6月12日(月) オー・ヘンリー、あなたのお家はどこ?

 私のお家はニューヨークよー、テキサス州オースティンに博物館もあるのよ。デノン AVプリアンプ AVP-A1HDがついに到着。事前に考えていたような宅急便の配達の人に2Fまで上げて貰うという方法は取れなかったが(笑)、なんとか自力でシアタールームに運び込むことが出来た。ぴんでんさんに助っ人を頼んだり、販売店に宅急便の人に2Fまで上げてくれと手配してみたり(実際、これは不可能だった訳だが)、いろいろ心配させられたけれども、何、最後には上手く行った。案ずるより生むが易し、西川きよしの相方は横山やすしとはまさにこのことなり。
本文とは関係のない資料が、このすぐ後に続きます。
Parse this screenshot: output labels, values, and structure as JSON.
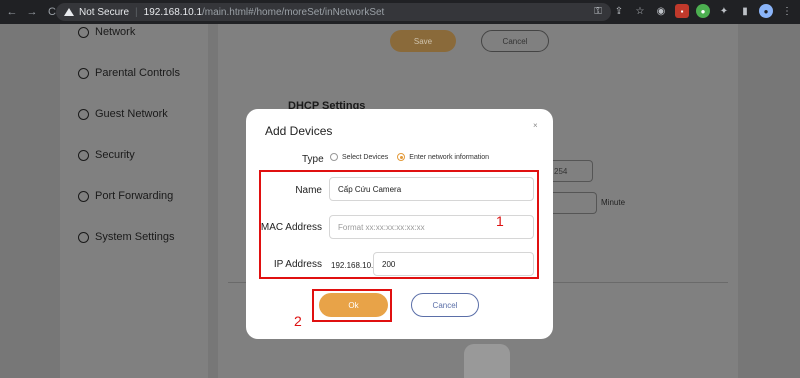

 ここから時間は一気に飛んで(笑)夕食後になったと思って下さい。びゅんとマッハの速さでシアタールームに上がって喜びに打ち震えながらAVP-A1HDを箱から取り出す。そして「重たい、重たい」と呻きながらGTラックの最上段にセットしたのだが、その奥行きがなんとGTラックとほぼ同じ。どんだけ馬鹿でかいアンプなんだ。そしてリモコンやAudyssey ルームEQ用測定マイクなど必要な付属品を取り出して空っぽになった箱を天井裏の倉庫に収める。実はこの時が一番危なかった。梯子の上から転落しそうになった。アンプ本体はちゃんと運べたのに箱を持ち上げようとして転落などどうにも様にならぬ。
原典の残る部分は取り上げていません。